Pharmacist Prescribing: A Symptom and a Problem
The growing debate around pharmacist prescribing in Australia has become a polarizing issues in healthcare - but it could be a unifying one. On one side, medical practitioners argue that prescribing medicines should remain strictly within the domain of medicine. On the other, pharmacists—clearly expert in pharmacology—believe that extending their prescribing rights is a natural evolution of their role.
Both sides, however, may be missing the point.

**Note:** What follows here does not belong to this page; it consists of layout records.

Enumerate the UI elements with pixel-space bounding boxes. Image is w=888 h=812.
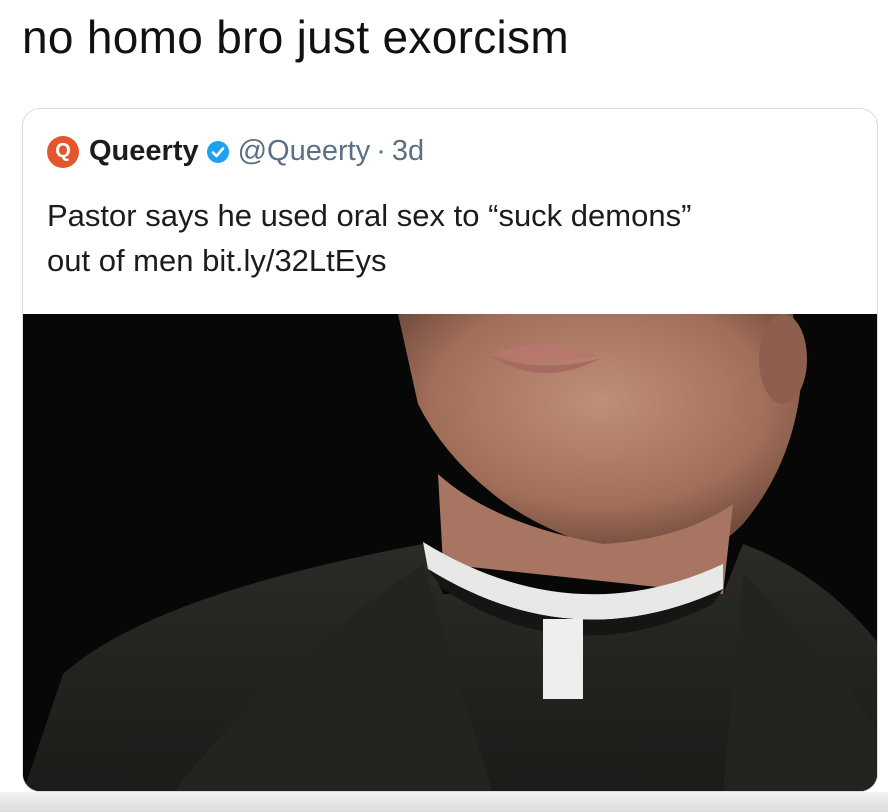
separator-dot: · bbox=[376, 135, 386, 167]
user-handle[interactable]: @Queerty bbox=[238, 135, 371, 168]
quoted-tweet-card[interactable]: Q Queerty @Queerty · 3d Pastor says he u… bbox=[22, 108, 878, 792]
queerty-logo-icon[interactable]: Q bbox=[47, 135, 79, 168]
tweet-text: Pastor says he used oral sex to “suck de… bbox=[47, 193, 847, 283]
verified-badge-icon bbox=[206, 140, 230, 164]
image-bottom-edge bbox=[0, 792, 888, 812]
tweet-text-line: Pastor says he used oral sex to “suck de… bbox=[47, 198, 692, 233]
post-caption: no homo bro just exorcism bbox=[22, 11, 569, 63]
tweet-timestamp[interactable]: 3d bbox=[392, 135, 424, 168]
priest-photo-illustration bbox=[23, 314, 877, 791]
tweet-text-line: out of men bit.ly/32LtEys bbox=[47, 243, 387, 278]
tweet-header: Q Queerty @Queerty · 3d bbox=[47, 135, 424, 168]
tweet-image[interactable] bbox=[23, 314, 877, 791]
display-name[interactable]: Queerty bbox=[89, 135, 199, 168]
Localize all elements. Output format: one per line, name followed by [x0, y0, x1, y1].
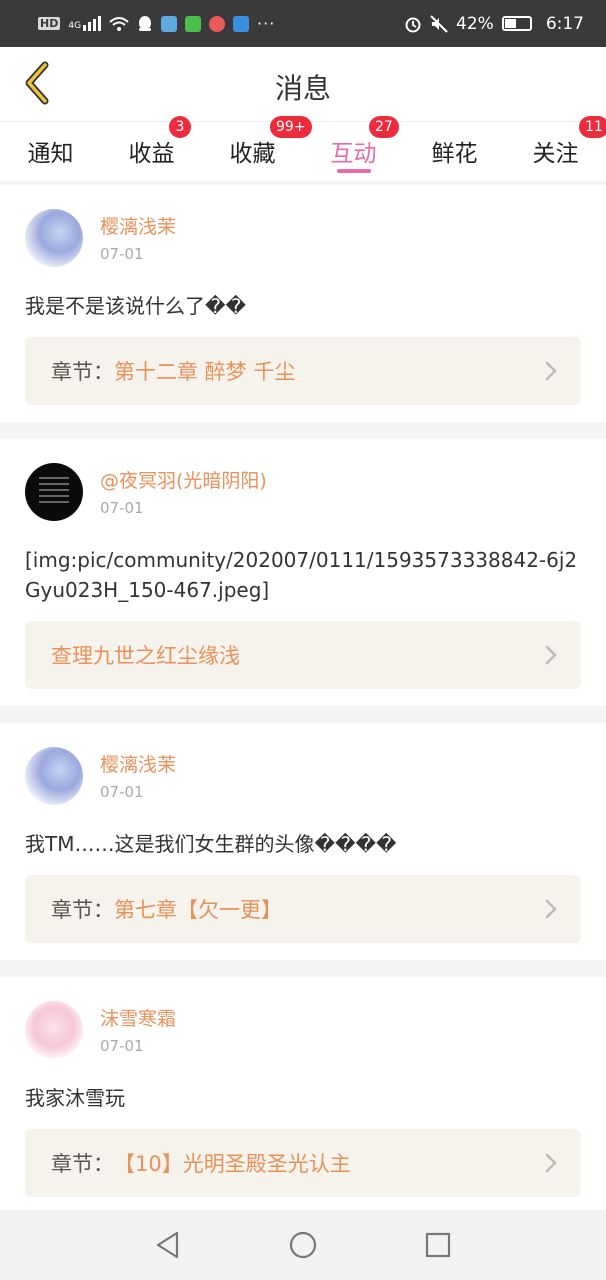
- more-icon: ···: [257, 14, 276, 33]
- user-name[interactable]: 樱漓浅茉: [100, 215, 176, 239]
- tab-interactions[interactable]: 互动 27: [303, 116, 404, 181]
- chapter-label: 章节：: [51, 1152, 114, 1176]
- tab-label: 关注: [532, 141, 579, 167]
- chapter-title: 第七章【欠一更】: [114, 898, 282, 922]
- square-recents-icon: [426, 1232, 451, 1258]
- alarm-icon: [405, 17, 421, 32]
- network-type-label: 4G: [68, 21, 82, 31]
- tab-earnings[interactable]: 收益 3: [101, 116, 202, 181]
- signal-icon: 4G: [68, 16, 102, 31]
- avatar[interactable]: [25, 463, 83, 521]
- chapter-title: 【10】光明圣殿圣光认主: [114, 1152, 351, 1176]
- mute-icon: [430, 14, 448, 33]
- list-item: 沫雪寒霜 07-01 我家沐雪玩 章节： 【10】光明圣殿圣光认主: [0, 977, 606, 1214]
- chapter-link[interactable]: 章节： 第七章【欠一更】: [25, 875, 581, 943]
- avatar[interactable]: [25, 747, 83, 805]
- unread-badge: 27: [369, 116, 399, 138]
- unread-badge: 11: [579, 116, 606, 138]
- avatar[interactable]: [25, 1001, 83, 1059]
- tab-bar: 通知 收益 3 收藏 99+ 互动 27 鲜花 关注 11: [0, 116, 606, 181]
- qq-icon: [139, 15, 152, 31]
- browser-icon: [209, 15, 226, 32]
- comment-text: 我是不是该说什么了��: [25, 294, 247, 318]
- comment-text: 我家沐雪玩: [25, 1086, 125, 1110]
- clock: 6:17: [545, 13, 584, 34]
- list-item: @夜冥羽(光暗阴阳) 07-01 [img:pic/community/2020…: [0, 439, 606, 706]
- tab-label: 收益: [128, 141, 175, 167]
- circle-home-icon: [289, 1231, 317, 1259]
- nav-recents-button[interactable]: [418, 1225, 458, 1265]
- hd-icon: HD: [38, 17, 61, 30]
- message-app-icon: [233, 15, 250, 32]
- chevron-right-icon: [545, 361, 557, 381]
- chevron-right-icon: [545, 1153, 557, 1173]
- unread-badge: 3: [169, 116, 191, 138]
- tab-favorites[interactable]: 收藏 99+: [202, 116, 312, 181]
- comment-text: [img:pic/community/202007/0111/159357333…: [25, 548, 578, 602]
- status-bar: HD 4G ··· 42% 6:17: [0, 0, 606, 47]
- system-nav-bar: [0, 1210, 606, 1280]
- user-name[interactable]: 沫雪寒霜: [100, 1007, 176, 1031]
- chapter-title: 第十二章 醉梦 千尘: [114, 360, 296, 384]
- wifi-icon: [109, 16, 129, 31]
- nav-back-button[interactable]: [148, 1225, 188, 1265]
- tab-label: 鲜花: [431, 141, 478, 167]
- page-title: 消息: [274, 72, 331, 105]
- book-link[interactable]: 查理九世之红尘缘浅: [25, 621, 581, 689]
- tab-notifications[interactable]: 通知: [0, 122, 101, 181]
- app-icon: [161, 15, 178, 32]
- chapter-link[interactable]: 章节： 第十二章 醉梦 千尘: [25, 337, 581, 405]
- iqiyi-icon: [185, 15, 202, 32]
- battery-percent: 42%: [456, 13, 494, 34]
- chapter-label: 章节：: [51, 898, 114, 922]
- user-name[interactable]: 樱漓浅茉: [100, 753, 176, 777]
- avatar[interactable]: [25, 209, 83, 267]
- post-date: 07-01: [100, 783, 144, 801]
- post-date: 07-01: [100, 499, 144, 517]
- tab-following[interactable]: 关注 11: [505, 116, 606, 181]
- post-date: 07-01: [100, 245, 144, 263]
- battery-icon: [501, 16, 532, 31]
- tab-label: 收藏: [229, 141, 276, 167]
- tab-label: 互动: [330, 141, 377, 167]
- chapter-link[interactable]: 章节： 【10】光明圣殿圣光认主: [25, 1129, 581, 1197]
- active-tab-indicator: [336, 169, 371, 173]
- chevron-right-icon: [545, 899, 557, 919]
- post-date: 07-01: [100, 1037, 144, 1055]
- list-item: 樱漓浅茉 07-01 我TM……这是我们女生群的头像���� 章节： 第七章【欠…: [0, 723, 606, 960]
- chapter-label: 章节：: [51, 360, 114, 384]
- user-name[interactable]: @夜冥羽(光暗阴阳): [100, 469, 267, 493]
- tab-flowers[interactable]: 鲜花: [404, 122, 505, 181]
- chevron-right-icon: [545, 645, 557, 665]
- message-list: 樱漓浅茉 07-01 我是不是该说什么了�� 章节： 第十二章 醉梦 千尘 @夜…: [0, 185, 606, 1231]
- list-item: 樱漓浅茉 07-01 我是不是该说什么了�� 章节： 第十二章 醉梦 千尘: [0, 185, 606, 422]
- nav-home-button[interactable]: [283, 1225, 323, 1265]
- book-title: 查理九世之红尘缘浅: [51, 644, 240, 668]
- triangle-back-icon: [156, 1231, 178, 1259]
- tab-label: 通知: [27, 141, 74, 167]
- comment-text: 我TM……这是我们女生群的头像����: [25, 832, 397, 856]
- header: 消息: [0, 47, 606, 121]
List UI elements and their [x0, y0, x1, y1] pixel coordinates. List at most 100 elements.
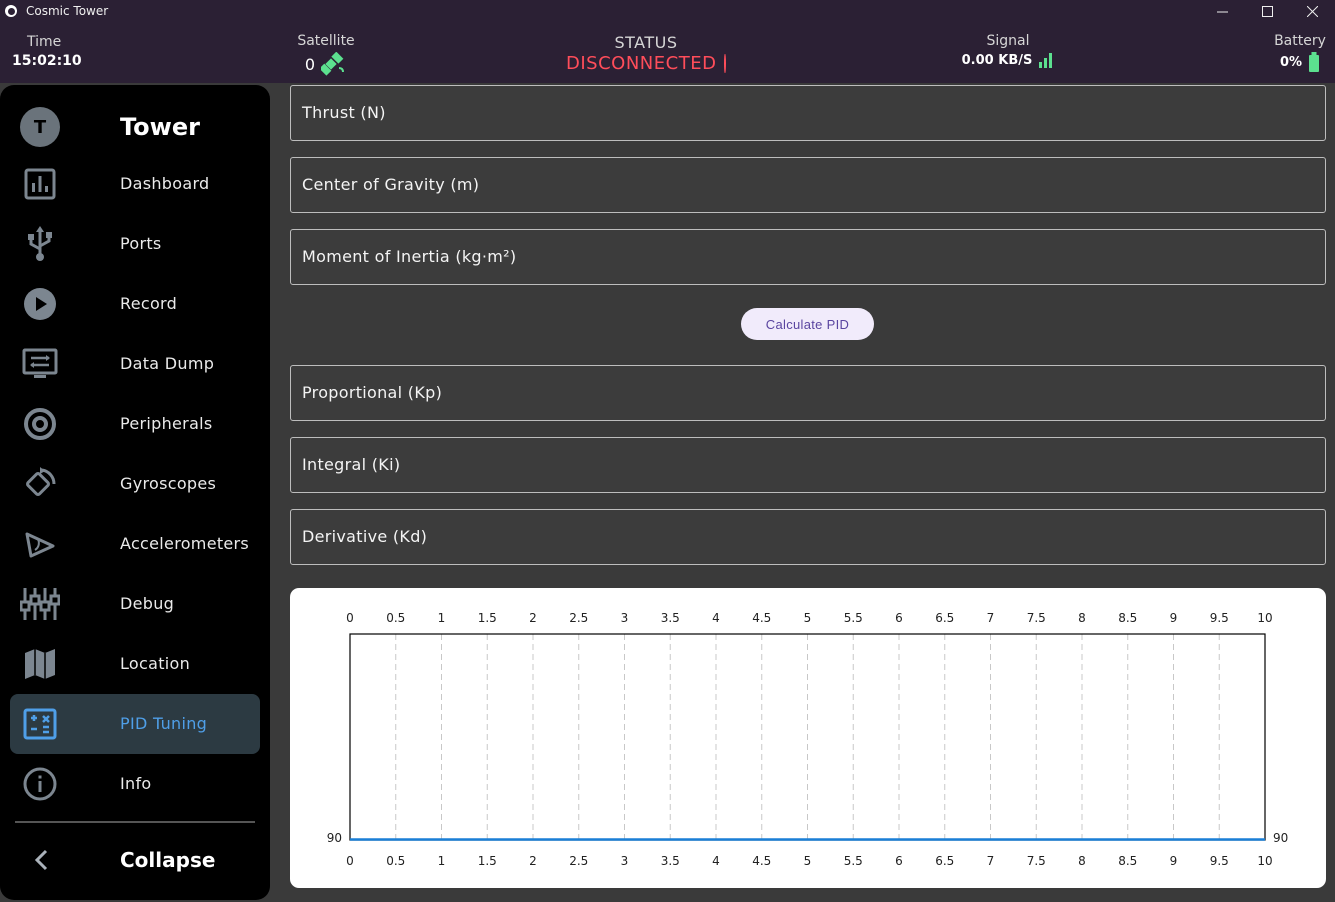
integral-field[interactable]: Integral (Ki)	[290, 437, 1326, 493]
monitor-icon	[20, 346, 60, 382]
sidebar-item-label: Accelerometers	[120, 534, 250, 553]
satellite-icon	[321, 52, 345, 76]
signal-label: Signal	[986, 33, 1030, 49]
x-tick-label-top: 10	[1257, 611, 1272, 625]
battery-block: Battery 0%	[1265, 22, 1335, 83]
x-tick-label-top: 5.5	[844, 611, 863, 625]
center-of-gravity-field[interactable]: Center of Gravity (m)	[290, 157, 1326, 213]
sidebar-item-ports[interactable]: Ports	[10, 214, 260, 274]
derivative-label: Derivative (Kd)	[302, 527, 428, 546]
sidebar-divider	[15, 821, 255, 823]
sidebar-item-accelerometers[interactable]: Accelerometers	[10, 514, 260, 574]
thrust-label: Thrust (N)	[302, 103, 386, 122]
x-tick-label-top: 6	[895, 611, 903, 625]
info-icon	[20, 766, 60, 802]
x-tick-label-bottom: 7	[987, 854, 995, 868]
x-tick-label-bottom: 3.5	[661, 854, 680, 868]
thrust-field[interactable]: Thrust (N)	[290, 85, 1326, 141]
calculate-pid-button[interactable]: Calculate PID	[741, 308, 874, 340]
rotate-icon	[20, 466, 60, 502]
x-tick-label-top: 2.5	[569, 611, 588, 625]
x-tick-label-bottom: 8	[1078, 854, 1086, 868]
sidebar-item-info[interactable]: Info	[10, 754, 260, 814]
status-value: DISCONNECTED	[566, 53, 717, 74]
avatar[interactable]: T	[20, 107, 60, 147]
app-logo-icon	[5, 5, 17, 17]
pid-chart: 0 0 0.5 0.5 1 1 1.5 1.5 2 2 2.5 2.5 3 3 3.5 3.5 4 4 4.5 4.5…	[327, 611, 1289, 868]
x-tick-label-top: 5	[804, 611, 812, 625]
x-tick-label-bottom: 4.5	[752, 854, 771, 868]
x-tick-label-bottom: 0	[346, 854, 354, 868]
x-tick-label-bottom: 10	[1257, 854, 1272, 868]
sidebar-item-data-dump[interactable]: Data Dump	[10, 334, 260, 394]
moment-of-inertia-field[interactable]: Moment of Inertia (kg·m²)	[290, 229, 1326, 285]
sidebar-item-debug[interactable]: Debug	[10, 574, 260, 634]
sidebar-item-label: Info	[120, 774, 152, 793]
maximize-button[interactable]	[1245, 0, 1290, 22]
sidebar-item-label: Debug	[120, 594, 175, 613]
center-of-gravity-label: Center of Gravity (m)	[302, 175, 480, 194]
collapse-label: Collapse	[120, 848, 216, 872]
x-tick-label-bottom: 5.5	[844, 854, 863, 868]
sidebar-item-gyroscopes[interactable]: Gyroscopes	[10, 454, 260, 514]
satellite-label: Satellite	[297, 33, 355, 49]
status-label: STATUS	[614, 33, 678, 52]
proportional-field[interactable]: Proportional (Kp)	[290, 365, 1326, 421]
x-tick-label-bottom: 3	[621, 854, 629, 868]
sidebar-item-pid-tuning[interactable]: PID Tuning	[10, 694, 260, 754]
at-sign-icon	[20, 406, 60, 442]
y-tick-label-left: 90	[327, 831, 342, 845]
sidebar-item-label: Gyroscopes	[120, 474, 217, 493]
sidebar-item-label: Ports	[120, 234, 162, 253]
pid-chart-card: 0 0 0.5 0.5 1 1 1.5 1.5 2 2 2.5 2.5 3 3 3.5 3.5 4 4 4.5 4.5…	[290, 588, 1326, 888]
calculator-icon	[20, 706, 60, 742]
x-tick-label-top: 3	[621, 611, 629, 625]
x-tick-label-bottom: 6.5	[935, 854, 954, 868]
sidebar-item-peripherals[interactable]: Peripherals	[10, 394, 260, 454]
battery-icon	[1309, 52, 1320, 72]
signal-value: 0.00 KB/S	[961, 52, 1033, 68]
x-tick-label-bottom: 5	[804, 854, 812, 868]
y-tick-label-right: 90	[1273, 831, 1288, 845]
x-tick-label-bottom: 0.5	[386, 854, 405, 868]
play-icon	[20, 286, 60, 322]
angle-icon	[20, 526, 60, 562]
x-tick-label-top: 9.5	[1210, 611, 1229, 625]
x-tick-label-top: 7	[987, 611, 995, 625]
sidebar-item-dashboard[interactable]: Dashboard	[10, 154, 260, 214]
sidebar-item-label: Peripherals	[120, 414, 213, 433]
x-tick-label-top: 1.5	[478, 611, 497, 625]
bar-chart-icon	[20, 166, 60, 202]
map-icon	[20, 646, 60, 682]
x-tick-label-top: 6.5	[935, 611, 954, 625]
usb-icon	[20, 226, 60, 262]
collapse-button[interactable]: Collapse	[10, 833, 260, 888]
x-tick-label-top: 9	[1170, 611, 1178, 625]
derivative-field[interactable]: Derivative (Kd)	[290, 509, 1326, 565]
sidebar-item-label: PID Tuning	[120, 714, 208, 733]
x-tick-label-bottom: 1	[438, 854, 446, 868]
x-tick-label-bottom: 6	[895, 854, 903, 868]
minimize-button[interactable]	[1200, 0, 1245, 22]
status-block: STATUS DISCONNECTED	[566, 22, 726, 83]
window-title: Cosmic Tower	[26, 4, 109, 18]
satellite-block: Satellite 0	[276, 22, 376, 83]
x-tick-label-top: 4	[712, 611, 720, 625]
sidebar-item-location[interactable]: Location	[10, 634, 260, 694]
sidebar: T Tower Dashboard Ports Record Data Dump…	[0, 85, 270, 900]
x-tick-label-top: 1	[438, 611, 446, 625]
x-tick-label-bottom: 7.5	[1027, 854, 1046, 868]
status-header: Time 15:02:10 Satellite 0 STATUS DISCONN…	[0, 22, 1335, 83]
time-block: Time 15:02:10	[12, 22, 102, 83]
x-tick-label-top: 0.5	[386, 611, 405, 625]
status-dot-icon	[724, 54, 726, 73]
satellite-value: 0	[304, 54, 316, 74]
sidebar-item-label: Dashboard	[120, 174, 210, 193]
x-tick-label-top: 8.5	[1118, 611, 1137, 625]
minimize-icon	[1217, 11, 1228, 12]
close-button[interactable]	[1290, 0, 1335, 22]
x-tick-label-top: 7.5	[1027, 611, 1046, 625]
signal-block: Signal 0.00 KB/S	[948, 22, 1068, 83]
title-bar: Cosmic Tower	[0, 0, 1335, 22]
sidebar-item-record[interactable]: Record	[10, 274, 260, 334]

Prescribing is, or atleast should be, a minor role in the provision of health care. Health care is not simply the act of writing a script—it is the endpoint of a diagnostic process that should consider the whole person. Diagnosis, in turn, should lead to treatment plans that may or may not involve pharmaceuticals. The idea that health interventions must culminate in a drug prescription is a paradigm shaped and perpetuated by the medical profession itself—a framework now being replicated by others in healthcare.
I believe Medico’s should be concerned about pharmacists prescribing - it’s like asking your barber if you need a haircut. The real issue is not who should prescribe, but how narrowly we’ve defined care. Pharmacists stepping into prescribing roles reflects a system built on chemical interventions as the cornerstone of treatment. Instead of debating professional boundaries within this outdated model, perhaps we should be re-evaluating the model itself.
Health is not the absence of disease; it is the presence of something. Function, resilience, and balance. Healthcare must therefore extend beyond the pharmaceutical paradigm— well beyond it in fact. Medicines have their place, but they should not define it. The pharmaceutical era has accompanied a series of societal crises - not least amongst them the ‘Chronic Disease Epidemic’.
The conversation about pharmacist prescribing is devoid of nuance - at least in the media - which is rarely able to convey the complexities or context appropriately nowadays. Our society faces real problems, of magnitude, but they will not be resolved by bulk billing or pharmacy prescribing.